临走那天,孩子们早早来到学校,依依不舍。小花偷偷塞给韩晓一张皱巴巴的纸,上面用铅笔认真地画了一幅画:一个大人(画得有点像韩晓),牵着一个小女孩(画得有点像她自己),站在一座彩虹桥上,桥的一边是山,另一边是高楼。画下面歪歪扭扭地写着:“谢谢韩老师,带我看彩虹那边的楼。”石头则把他那辆最宝贝的小木车,郑重地放到韩晓手里,黑亮的眼睛看着他,没说话。

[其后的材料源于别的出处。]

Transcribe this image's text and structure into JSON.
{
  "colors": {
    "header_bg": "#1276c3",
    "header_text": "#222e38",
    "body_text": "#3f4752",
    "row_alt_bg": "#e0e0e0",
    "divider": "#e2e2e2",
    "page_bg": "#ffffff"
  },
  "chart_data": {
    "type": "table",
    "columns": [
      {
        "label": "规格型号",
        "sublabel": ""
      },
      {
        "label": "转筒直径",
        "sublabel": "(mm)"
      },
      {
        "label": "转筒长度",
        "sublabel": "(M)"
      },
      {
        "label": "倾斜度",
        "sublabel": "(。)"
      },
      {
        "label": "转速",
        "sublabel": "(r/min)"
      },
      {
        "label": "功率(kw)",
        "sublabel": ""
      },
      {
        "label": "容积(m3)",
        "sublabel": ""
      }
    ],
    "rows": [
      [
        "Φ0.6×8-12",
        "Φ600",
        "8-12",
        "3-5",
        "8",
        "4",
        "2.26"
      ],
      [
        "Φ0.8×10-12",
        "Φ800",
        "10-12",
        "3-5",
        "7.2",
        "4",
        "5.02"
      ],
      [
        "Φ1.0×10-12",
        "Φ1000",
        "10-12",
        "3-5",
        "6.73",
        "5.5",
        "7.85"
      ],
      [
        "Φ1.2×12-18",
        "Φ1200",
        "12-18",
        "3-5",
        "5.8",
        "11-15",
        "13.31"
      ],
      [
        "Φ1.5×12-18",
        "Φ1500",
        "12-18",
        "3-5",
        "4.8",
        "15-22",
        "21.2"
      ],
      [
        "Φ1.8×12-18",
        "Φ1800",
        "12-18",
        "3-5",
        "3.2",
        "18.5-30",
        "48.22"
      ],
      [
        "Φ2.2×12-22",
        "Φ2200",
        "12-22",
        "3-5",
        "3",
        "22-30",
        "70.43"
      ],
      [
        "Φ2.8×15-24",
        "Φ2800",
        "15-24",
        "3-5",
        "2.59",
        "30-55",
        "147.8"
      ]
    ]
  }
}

陈老师握着韩晓的手,用力摇了摇,嘴唇嚅动了几下,最终只说出一句:“韩老师,辛苦了。有空……再来看看。”小张老师则红着眼眶,说:“韩大哥,谢谢你。我知道接下来该怎么做了。我也会坚持下去的。”
韩晓坐上了离开的乡村中巴,怀里抱着石头送的小木车,口袋里装着那张画。车子启动,扬起尘土,那些小小的身影在视野中越来越远,最终消失在山路的拐弯处。他没有回头,但胸膛里被一种沉甸甸的、混合着酸楚与力量的情绪充满。
这次支教,没有带来任何立竿见影的改变。他没有建起新校舍,没有引进尖端课程,甚至没有让孩子们的考试成绩提高几分。但他带来了关注,带来了理解,带来了一个外部世界善意的凝视。他带走了一手最真实的需求,带走了一颗被彻底洗礼过的心,也带走了三十几个孩子最朴素的信任与期盼。
当韩晓风尘仆仆、脸庞被山风吹得粗糙、但眼神异常清亮地回到城市,回到那个有着明亮灯光、舒适温度和女儿柔软拥抱的家时,罗梓知道,有什么东西在韩晓身上,已然不同。那些山风、尘土、孩子们皲裂的小手和亮晶晶的眼睛,已经成为了他的一部分,也必将成为“晞光基金会”未来每一步决策中,最深沉、最温热的底色。
这不是一次简单的体验,这是一次灵魂的淬火。而淬火之后,那名为“晞光”的愿景,将变得更加坚韧,也更加贴近大地。韩晓用他的双脚和心灵,为“晞光”丈量出了第一段,也是最扎实的一段路程。接下来的光,该如何照,照向哪里,他已有了更清晰的答案。这答案,不在任何战略报告里,而在那片沉默的群山,和那群眼睛里有星星的孩子心里。